Description of the result

Following results are shown on each tab.

[Sequence group]
List of sequences with their group ID. All sequences selected in the previous page are grouped using the phylogenetic tree shown in the [Tree] tab. The pairwise alignment of query and subject sequences is shown when the ID is clicked.
[Multiple alignment (group)]
Summary of the multiple alignment obtained by the selected program. Only consensus sequences for each group and the query sequence are shown here. The invariant and class-specific trace resides are shown in pink and gray, respectively. Click [Download raw data] to download the file of the result.
[Multiple alignment (sequence)]
Multiple alignment obtained by the selected program.
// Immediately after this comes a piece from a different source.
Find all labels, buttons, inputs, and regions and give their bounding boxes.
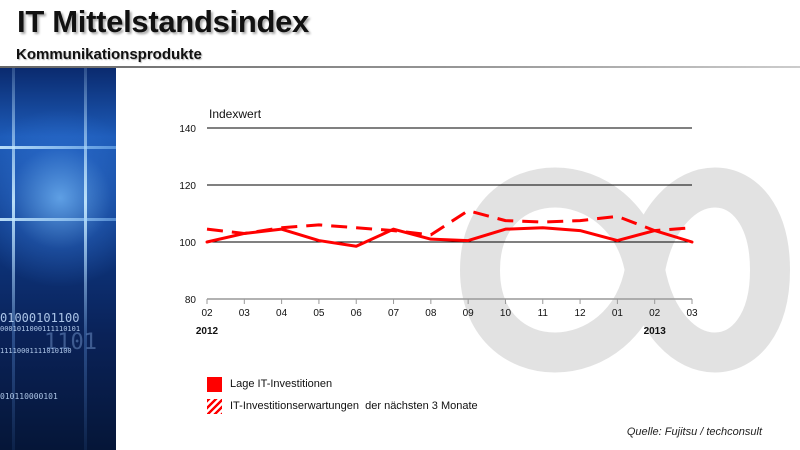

All sequences and the query sequence are shown here. The invariant and class-specific trace resides are shown in pink and gray, respectively. Click [Download the multiple alignment] to download the file of the result.
[Trace residues (TR)]
Invariant (pink) and class-specific (gray) trace residues on the amino acid sequence and 3D structure.
[Clustering TRs]
Spatial clusters of trace residues on the amino acid sequence and 3D structure. If the trace residue is located at internal position (the surface accessibility < 0.1), the trace residue is not used in the clustering.
[Tree]
Phylogenetic trees of the amino acid sequences.